The shark, which lands on the deck of the Coral Princess boat, is 2m of thrashing gray muscle and teeth, and the crew can’t wait to get their hands on him.
They slip a plastic breathing tube through rows of sharp serrated teeth to pump water over its gills, and get to work: measuring, taking blood and tissue samples, and drilling a small hole in its dorsal fin to attach a satellite transmitter. The device looks a bit like a bath toy.
Seven minutes later, the bull shark is back in the water. He’s got a new name (Ben), a corporate sponsor, and a Web site, which tracks his location every time his fin breaks the surface of the water. Neil Hammerschlag, who heads the RJ Dunlap marine conservation program at the University of Miami, is beaming. “He looked amazing,” he says.
It’s not the typical human-shark encounter but then the human relationship with sharks is at a tipping point — and just in time. Shark populations around the world are heading towards extinction. A creature once seen as a source of dread is now seen as a top priority for conservation.
“It’s starting to feel like the tide for sharks is turning. There is some really good momentum,” said Elizabeth Griffin Wilson, a marine scientist at conservation organization Oceana.
Even so, 2011 has been a particularly deadly year on both sides of the human-shark equation. This month alone, poachers killed 2,000 sharks at a marine sanctuary off Columbia. It may seem an implausible statistic but tens of millions of sharks are killed each year for their fins, used in shark fin soup.
On the human side, there have been 13 fatal shark attacks on humans this year, the latest victim being an American diver who was killed off the coast of Australia last weekend.
So far, the spike in shark attacks has not affected the campaign to save sharks. This month alone, California and the city of Toronto banned the sale of shark fins. Maryland said it was considering its own ban. Taiwan outlawed shark finning — the practice of slicing off fins at sea, then returning the animal to the water to drown. Florida is expected to ban the catch of tiger and hammerhead sharks.
There are moves to protect sharks in their own habitat: for example in July last year the Bahamas put 650,000km2 of its waters off-limits to fishing.
But the driving force has been an international campaign against shark finning. “People have reached the point where it is so clear you have one obvious driver of shark mortality so people feel compelled to do something,” said Julliet Eilperin, author of Demon Fish: Travels Through the Hidden World of Sharks.
One study estimated that the demand for shark fin — seen as a delicacy in China and Taiwan — killed between 26 million and 75 million sharks a year. The global trade is estimated at US$800 million a year. “To be honest, sharks are being slaughtered out here,” says Hammerschlag.

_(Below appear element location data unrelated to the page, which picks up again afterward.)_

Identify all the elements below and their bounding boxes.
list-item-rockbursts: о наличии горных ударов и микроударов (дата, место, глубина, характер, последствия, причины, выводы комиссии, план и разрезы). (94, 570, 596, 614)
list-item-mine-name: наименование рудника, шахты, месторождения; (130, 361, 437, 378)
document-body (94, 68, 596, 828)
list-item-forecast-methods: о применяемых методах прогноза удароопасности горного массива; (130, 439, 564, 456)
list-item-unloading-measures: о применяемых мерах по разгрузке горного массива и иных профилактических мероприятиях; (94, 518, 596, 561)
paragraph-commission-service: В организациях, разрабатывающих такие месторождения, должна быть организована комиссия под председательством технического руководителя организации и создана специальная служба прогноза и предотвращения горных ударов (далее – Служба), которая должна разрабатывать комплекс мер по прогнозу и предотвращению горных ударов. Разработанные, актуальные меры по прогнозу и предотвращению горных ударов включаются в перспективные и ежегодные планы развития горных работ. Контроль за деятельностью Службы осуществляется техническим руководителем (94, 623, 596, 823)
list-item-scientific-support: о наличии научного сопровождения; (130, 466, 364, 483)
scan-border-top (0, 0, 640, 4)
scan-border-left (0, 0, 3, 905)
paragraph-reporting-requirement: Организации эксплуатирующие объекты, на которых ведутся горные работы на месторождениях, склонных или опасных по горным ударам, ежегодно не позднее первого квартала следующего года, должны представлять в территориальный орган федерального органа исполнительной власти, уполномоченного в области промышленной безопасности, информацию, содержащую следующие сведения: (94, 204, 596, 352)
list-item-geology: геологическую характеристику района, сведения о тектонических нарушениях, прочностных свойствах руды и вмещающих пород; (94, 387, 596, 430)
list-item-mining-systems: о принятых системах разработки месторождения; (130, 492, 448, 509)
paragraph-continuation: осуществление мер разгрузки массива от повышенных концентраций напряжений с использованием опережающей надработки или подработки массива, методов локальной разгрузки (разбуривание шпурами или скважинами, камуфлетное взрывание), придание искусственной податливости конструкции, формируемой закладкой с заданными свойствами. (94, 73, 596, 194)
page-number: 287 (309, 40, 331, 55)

Conservation groups say existing anti-finning measures still do not go far enough. US law still allows sharks to be killed for their fins — just so long as the carcass is brought back to land intact. It merely stops the practice of cutting the fins off at sea.
“The amount of shark catch hasn’t decreased and populations are still declining. With the new rules, they are just bringing in the fins with the body,” said Matt Rand, director of shark conservation at the Pew Environment Group.